The Computable Brain: an interactive website to allow exploration and sharing of functional imaging data

We have developed a prototype application called The Computable Brain that allows visualization and sharing of functional and structural neuroimaging datasets. This application aims to facilitate collaborative data exploration between researchers using a convenient web based GUI.  During the data exploration phase of neuroimaging research, a common scenario involves passing "screenshots" of various statistically derived results overlaid on top of an underlying structural image, or in a common reference space. These images may be subsequently marked up using powerpoint or a graphics editor to highlight significant features, and then sent to collaborators for comment. This process is both time consuming and inflexible, since these images are static. Inspired largely by FSLview, we have developed an interactive GUI that allows visualization and sharing of imaging data, as well as a database framework to store files.  This obviates the need for collaborators to keep track of multiple files, and more importantly removes barriers associated with the installation of viewing applications, which often require linux experience.

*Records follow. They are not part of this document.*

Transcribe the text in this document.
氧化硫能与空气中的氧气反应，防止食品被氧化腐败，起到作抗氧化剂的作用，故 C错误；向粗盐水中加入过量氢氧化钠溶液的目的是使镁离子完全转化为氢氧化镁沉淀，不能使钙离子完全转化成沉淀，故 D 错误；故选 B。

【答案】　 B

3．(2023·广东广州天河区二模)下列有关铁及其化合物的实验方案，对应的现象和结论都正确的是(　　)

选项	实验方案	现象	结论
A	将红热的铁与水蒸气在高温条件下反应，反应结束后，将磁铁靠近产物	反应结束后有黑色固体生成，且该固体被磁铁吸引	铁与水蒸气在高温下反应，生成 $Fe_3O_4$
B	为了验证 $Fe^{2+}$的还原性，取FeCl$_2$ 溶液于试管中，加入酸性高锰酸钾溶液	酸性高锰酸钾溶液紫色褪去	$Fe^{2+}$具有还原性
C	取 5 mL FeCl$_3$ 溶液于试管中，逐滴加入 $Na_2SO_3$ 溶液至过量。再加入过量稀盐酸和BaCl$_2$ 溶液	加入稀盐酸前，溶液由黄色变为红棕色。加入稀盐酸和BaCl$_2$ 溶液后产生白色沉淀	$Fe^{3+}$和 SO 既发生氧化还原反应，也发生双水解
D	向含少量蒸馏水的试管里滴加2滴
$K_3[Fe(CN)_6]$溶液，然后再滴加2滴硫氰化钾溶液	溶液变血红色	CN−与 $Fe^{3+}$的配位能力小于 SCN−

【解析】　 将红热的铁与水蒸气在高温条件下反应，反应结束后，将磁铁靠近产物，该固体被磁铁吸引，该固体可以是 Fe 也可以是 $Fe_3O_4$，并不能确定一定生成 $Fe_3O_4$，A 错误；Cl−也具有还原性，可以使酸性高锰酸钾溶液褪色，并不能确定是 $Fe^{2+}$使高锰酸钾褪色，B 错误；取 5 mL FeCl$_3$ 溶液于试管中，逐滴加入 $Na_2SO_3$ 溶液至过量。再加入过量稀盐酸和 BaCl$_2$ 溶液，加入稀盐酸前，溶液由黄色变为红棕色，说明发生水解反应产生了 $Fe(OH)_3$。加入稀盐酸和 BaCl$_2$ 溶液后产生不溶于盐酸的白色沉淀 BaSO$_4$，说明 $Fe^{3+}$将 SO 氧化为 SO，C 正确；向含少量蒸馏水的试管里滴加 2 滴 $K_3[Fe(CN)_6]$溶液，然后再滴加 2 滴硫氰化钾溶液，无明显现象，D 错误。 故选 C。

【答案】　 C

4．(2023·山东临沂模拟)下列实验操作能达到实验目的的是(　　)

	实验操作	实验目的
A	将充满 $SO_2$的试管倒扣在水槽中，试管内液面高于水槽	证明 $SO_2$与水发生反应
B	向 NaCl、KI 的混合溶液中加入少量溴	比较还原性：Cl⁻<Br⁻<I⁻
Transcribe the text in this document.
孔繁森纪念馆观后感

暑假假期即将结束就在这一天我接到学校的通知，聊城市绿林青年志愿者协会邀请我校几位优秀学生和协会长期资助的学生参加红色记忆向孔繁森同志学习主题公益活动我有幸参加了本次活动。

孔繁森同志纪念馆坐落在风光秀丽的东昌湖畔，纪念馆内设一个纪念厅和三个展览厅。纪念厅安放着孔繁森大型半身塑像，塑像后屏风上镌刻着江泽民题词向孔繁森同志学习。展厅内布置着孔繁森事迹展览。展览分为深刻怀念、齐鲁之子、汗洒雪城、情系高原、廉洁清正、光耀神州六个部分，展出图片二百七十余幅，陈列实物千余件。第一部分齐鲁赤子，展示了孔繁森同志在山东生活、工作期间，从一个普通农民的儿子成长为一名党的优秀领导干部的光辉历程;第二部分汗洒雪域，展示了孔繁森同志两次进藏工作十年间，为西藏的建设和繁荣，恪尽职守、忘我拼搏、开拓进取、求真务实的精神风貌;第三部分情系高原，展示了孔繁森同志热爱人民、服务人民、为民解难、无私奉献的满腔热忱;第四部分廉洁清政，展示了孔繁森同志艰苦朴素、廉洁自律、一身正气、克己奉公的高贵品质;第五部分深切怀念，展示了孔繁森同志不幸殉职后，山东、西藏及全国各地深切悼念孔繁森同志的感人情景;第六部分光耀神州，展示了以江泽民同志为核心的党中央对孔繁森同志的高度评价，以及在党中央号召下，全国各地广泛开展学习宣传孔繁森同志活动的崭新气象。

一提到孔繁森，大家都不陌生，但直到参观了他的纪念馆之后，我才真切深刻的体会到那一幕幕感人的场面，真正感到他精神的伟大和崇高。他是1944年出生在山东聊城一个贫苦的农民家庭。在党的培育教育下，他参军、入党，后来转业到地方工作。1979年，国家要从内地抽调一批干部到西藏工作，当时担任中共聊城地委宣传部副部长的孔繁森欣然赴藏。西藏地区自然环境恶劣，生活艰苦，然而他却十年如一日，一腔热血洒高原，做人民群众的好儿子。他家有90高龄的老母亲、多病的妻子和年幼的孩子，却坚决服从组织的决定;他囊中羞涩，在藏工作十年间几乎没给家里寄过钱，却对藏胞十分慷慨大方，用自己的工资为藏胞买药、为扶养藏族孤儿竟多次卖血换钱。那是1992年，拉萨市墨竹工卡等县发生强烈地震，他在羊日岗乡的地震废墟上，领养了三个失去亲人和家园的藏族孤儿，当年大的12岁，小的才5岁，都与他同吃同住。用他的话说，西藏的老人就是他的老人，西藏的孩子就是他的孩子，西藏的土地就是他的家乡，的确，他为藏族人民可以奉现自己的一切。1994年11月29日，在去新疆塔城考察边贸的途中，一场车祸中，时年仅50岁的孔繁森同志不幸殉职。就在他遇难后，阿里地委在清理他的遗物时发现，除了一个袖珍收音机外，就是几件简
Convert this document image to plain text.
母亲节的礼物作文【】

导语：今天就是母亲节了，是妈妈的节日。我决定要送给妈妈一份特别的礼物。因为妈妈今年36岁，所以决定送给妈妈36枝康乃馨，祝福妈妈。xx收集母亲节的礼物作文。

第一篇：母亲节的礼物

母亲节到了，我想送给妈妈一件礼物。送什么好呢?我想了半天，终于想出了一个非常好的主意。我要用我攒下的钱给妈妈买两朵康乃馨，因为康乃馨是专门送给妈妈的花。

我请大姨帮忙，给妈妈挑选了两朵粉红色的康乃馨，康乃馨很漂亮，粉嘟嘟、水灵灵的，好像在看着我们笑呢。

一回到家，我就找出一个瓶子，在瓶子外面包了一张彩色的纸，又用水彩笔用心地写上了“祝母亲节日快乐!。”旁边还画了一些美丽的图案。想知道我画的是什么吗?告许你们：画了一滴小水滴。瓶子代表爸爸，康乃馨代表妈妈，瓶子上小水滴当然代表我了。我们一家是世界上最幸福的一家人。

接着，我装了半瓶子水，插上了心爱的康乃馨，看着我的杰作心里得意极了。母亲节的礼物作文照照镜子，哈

As a prototype, we have loaded several anatomic reference data sets from both human, mouse, and primate species. These images are browseable at http://computablebrain.com. For the MNI152 data set, we are in the process of adding the ability to dynamically query several pre-defined atlas spaces. We have also added the ability to upload both structural underlays as well as functional overlays. The overlays can be dynamically rendered at multiple orientations and thresholds (i.e. the researcher can view the same image at multiple thresholds or orientations by simply updating a slider). 

One of the driving applications for this technology centers around the ability to dynamically view and generate probabilistic tractography data generated in the FSL Probtrack software package. The typical workflow in FSL requires a mask or seed region to be drawn, saved, a probabilistic map computed (which can take minutes or hours depending on the ROI size), and then the results redisplayed. Slight changes in the seed region to explore how small changes in ROI placement is relatively labor-intensive, so we have adapted this interface to allow dynamic ROI generation and image rendering in real time. By precomputing the tractography map from every voxel within the brain (~260,000 individual 3-D volumes were stored and processed), ROI’s can be quickly changed and the results immediately displayed. To achieve the dynamic rendering, we use a combination of MYSQL, PHP, javascript, FLEX, and the imagemagick toolkit to allow dynamic image generation and display. Future iterations of this workflow will also allow dynamic computations, so that two (or more) ROI’s can be dynamically rendered and areas showing common and differential connectivity between the ROI’s can be viewed. 

Conclusion:

While this resource is still developing, we believe that the concept of social-networking with a low barrier of entry (i.e. all web based) may further facilitate interdisciplaincay collaboration and interpretation of the burgeoning number of neuroimaging result sets that are being generated.